The leader of Austria’s conservative and far-right coalition government on Wednesday called for Germany and Italy to join an “axis of the willing” that would fight “illegal migration.”
Sebastian Kurz, a 31-year-old who became Austrian chancellor last December, made the comments during a press conference with German Interior Minister Horst Seehofer. Both men are campaigning for more border controls and tighter immigration measures at a time when Europe is strongly divided over migration.
While Kurz’s hope for an axis between Rome, Vienna and Berlin has echoes of World War II, it is also reflects European far-right and conservative politicians’ current effort to join together to promote anti-migrant policies.
Earlier this week, Seehofer called Italian Interior Minister Matteo Salvini to offer support and invite him for migration talks. Salvini, who also leads the far-right Lega party, caused a diplomatic and humanitarian crisis this week after he turned away a rescue boat carrying over 600 migrants ― leaving it in limbo until Spain agreed to accept the vessel.
Hungary’s far-right government, whose leader Viktor Orban has used the migration crisis as a pretext to crack down on civil society, is also seeking closer ties with Italy and Austria after anti-migrant parties recently became part of those country’s governments.
Since Kurz formed a coalition government with the far-right Freedom Party in December, the Austrian government has pursued anti-migrant, anti-Islam policy that includes plans to shut down seven mosques and expel dozens of imams. The government has also experienced a number scandals relating to the Freedom Party’s Nazi past and modern connections to extremist ideology. A senior party official resigned in February after Austrian media reported that he formerly led a far-right fraternity that distributed a songbook with lyrics about killing Jews.

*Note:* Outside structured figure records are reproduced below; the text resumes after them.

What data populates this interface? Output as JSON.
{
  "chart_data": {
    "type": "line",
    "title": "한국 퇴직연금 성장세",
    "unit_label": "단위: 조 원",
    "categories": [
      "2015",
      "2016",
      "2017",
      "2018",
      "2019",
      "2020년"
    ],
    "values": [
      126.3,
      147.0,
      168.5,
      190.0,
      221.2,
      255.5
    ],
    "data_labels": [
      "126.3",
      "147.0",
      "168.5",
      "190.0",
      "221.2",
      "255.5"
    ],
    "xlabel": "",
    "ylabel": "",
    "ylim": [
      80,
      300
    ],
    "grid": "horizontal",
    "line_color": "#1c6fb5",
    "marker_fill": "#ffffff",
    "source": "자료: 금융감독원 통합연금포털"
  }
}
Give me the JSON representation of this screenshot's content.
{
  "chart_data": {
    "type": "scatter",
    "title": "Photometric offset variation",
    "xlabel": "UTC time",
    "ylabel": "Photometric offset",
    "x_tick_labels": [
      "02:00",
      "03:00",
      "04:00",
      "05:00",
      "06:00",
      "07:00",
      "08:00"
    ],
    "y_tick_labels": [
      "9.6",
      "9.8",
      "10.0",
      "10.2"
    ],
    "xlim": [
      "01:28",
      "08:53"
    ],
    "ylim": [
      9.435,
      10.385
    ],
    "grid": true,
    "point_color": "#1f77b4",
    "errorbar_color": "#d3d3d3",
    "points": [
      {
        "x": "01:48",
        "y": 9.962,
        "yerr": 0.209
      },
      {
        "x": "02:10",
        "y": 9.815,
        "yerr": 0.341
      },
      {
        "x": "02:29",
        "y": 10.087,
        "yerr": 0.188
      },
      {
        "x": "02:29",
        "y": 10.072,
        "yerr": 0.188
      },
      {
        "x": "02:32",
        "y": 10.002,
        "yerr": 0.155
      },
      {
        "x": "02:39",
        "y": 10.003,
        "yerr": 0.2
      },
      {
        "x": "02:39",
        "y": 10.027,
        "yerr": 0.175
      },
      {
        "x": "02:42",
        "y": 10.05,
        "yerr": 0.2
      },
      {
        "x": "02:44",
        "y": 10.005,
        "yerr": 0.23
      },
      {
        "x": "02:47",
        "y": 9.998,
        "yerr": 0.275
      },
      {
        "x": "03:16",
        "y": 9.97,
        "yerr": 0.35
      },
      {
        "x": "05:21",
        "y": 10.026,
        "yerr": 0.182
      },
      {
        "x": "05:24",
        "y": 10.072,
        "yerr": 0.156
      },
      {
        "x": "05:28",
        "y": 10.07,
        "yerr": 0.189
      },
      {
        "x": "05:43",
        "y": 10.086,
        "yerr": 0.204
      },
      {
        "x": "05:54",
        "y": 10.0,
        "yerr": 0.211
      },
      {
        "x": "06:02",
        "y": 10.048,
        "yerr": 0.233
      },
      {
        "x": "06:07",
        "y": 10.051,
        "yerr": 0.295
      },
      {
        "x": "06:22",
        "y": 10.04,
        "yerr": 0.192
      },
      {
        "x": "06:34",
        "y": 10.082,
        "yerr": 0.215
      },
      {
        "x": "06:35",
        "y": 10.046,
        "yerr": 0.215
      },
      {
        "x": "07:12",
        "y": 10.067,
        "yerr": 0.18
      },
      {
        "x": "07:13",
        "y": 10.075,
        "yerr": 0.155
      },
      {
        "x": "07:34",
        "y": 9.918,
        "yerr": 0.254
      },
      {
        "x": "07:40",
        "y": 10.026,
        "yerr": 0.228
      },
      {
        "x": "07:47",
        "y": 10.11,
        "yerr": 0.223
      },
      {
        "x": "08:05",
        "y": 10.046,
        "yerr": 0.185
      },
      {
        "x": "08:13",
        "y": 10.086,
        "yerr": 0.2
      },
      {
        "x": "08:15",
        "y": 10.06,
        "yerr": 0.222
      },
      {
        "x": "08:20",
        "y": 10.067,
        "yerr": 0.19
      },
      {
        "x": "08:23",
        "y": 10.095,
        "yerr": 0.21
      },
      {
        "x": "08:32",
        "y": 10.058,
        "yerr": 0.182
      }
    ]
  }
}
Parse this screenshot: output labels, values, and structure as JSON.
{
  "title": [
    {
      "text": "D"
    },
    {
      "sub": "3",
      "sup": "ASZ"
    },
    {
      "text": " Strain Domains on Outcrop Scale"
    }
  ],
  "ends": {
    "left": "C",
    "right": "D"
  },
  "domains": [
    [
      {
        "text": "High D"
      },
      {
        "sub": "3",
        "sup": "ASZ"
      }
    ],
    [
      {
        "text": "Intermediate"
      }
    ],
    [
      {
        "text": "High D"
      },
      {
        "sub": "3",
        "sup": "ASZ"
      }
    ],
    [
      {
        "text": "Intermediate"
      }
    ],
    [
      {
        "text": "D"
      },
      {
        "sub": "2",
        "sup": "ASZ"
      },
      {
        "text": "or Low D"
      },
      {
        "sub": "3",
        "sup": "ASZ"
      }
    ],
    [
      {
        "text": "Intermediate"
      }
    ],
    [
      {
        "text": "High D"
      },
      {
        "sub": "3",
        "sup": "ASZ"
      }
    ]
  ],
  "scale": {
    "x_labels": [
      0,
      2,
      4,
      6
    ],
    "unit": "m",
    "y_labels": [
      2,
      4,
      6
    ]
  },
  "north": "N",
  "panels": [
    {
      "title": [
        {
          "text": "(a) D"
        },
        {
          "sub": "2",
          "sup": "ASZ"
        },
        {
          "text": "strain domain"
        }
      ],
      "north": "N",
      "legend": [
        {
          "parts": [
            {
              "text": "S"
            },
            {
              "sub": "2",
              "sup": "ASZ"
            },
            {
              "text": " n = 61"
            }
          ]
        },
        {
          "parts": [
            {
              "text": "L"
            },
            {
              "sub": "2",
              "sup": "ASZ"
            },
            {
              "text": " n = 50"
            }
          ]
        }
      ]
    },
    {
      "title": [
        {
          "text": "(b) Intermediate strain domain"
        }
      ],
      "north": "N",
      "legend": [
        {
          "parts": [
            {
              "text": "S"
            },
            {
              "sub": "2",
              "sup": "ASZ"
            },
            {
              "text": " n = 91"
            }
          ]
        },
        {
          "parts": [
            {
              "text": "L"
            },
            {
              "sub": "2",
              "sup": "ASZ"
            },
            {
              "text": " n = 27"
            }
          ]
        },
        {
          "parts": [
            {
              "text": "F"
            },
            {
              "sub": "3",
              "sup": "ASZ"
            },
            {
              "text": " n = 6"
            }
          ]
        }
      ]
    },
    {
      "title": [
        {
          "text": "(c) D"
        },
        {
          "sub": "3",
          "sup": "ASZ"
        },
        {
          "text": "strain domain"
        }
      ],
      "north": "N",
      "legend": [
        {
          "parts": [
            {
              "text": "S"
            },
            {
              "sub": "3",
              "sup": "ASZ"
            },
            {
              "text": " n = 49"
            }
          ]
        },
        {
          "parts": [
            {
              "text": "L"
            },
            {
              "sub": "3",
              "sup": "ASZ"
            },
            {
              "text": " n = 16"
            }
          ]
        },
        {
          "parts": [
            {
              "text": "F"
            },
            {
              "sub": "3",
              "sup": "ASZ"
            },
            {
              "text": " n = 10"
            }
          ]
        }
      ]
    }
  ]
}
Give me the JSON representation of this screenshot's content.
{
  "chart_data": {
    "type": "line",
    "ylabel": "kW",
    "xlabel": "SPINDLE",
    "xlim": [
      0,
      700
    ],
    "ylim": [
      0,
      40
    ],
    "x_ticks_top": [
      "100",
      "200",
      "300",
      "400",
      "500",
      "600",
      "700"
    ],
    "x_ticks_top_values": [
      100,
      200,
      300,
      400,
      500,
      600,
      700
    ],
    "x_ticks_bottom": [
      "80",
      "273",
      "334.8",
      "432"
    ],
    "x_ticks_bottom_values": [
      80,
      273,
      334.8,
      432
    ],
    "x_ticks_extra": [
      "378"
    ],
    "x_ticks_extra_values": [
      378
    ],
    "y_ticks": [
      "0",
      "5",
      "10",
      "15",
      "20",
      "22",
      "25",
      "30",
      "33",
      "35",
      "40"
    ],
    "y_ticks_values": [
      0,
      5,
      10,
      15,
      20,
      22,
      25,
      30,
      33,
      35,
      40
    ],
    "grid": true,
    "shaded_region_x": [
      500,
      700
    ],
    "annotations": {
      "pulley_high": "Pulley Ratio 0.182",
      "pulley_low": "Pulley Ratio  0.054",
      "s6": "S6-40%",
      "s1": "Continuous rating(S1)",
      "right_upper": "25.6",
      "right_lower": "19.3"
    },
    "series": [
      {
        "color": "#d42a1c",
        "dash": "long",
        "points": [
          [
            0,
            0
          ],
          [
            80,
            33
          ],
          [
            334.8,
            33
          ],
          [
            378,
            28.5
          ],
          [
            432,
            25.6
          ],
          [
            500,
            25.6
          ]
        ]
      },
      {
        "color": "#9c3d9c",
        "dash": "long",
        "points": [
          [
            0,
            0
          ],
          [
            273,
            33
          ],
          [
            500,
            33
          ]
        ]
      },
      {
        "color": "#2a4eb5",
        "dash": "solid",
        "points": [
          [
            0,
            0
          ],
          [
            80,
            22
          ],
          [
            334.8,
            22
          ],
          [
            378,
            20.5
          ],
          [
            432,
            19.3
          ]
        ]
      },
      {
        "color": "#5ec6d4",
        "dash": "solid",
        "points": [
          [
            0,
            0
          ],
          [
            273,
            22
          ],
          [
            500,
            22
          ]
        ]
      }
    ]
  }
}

Kurz’s vision of a three-nation axis against migration is unlikely as long as German Chancellor Angela Merkel is still in power. Merkel has long pushed for a comprehensive European Union policy on migration that would have countries share the cost and effects of refugee arrivals.
But Merkel is under domestic pressure to pursue a more restrictive immigration policy, including from within her own government. Seehofer, while a government minister, comes from the more conservative Christian Social Union party, which is currently locked in a fight over refugee policy with Merkel’s Christian Democrats. He also caused controversy earlier this year when he renamed his position of interior minister ― a powerful role in German politics ― to that of homeland minister, a term that has Nazi-era connotations in Germany.
Seehofer skipped a German government-held summit on integration in order to meet with Kurz. He claimed he decided to miss Merkel’s event because an author who planned to attend compared Seehofer’s policies to Nazi ideology.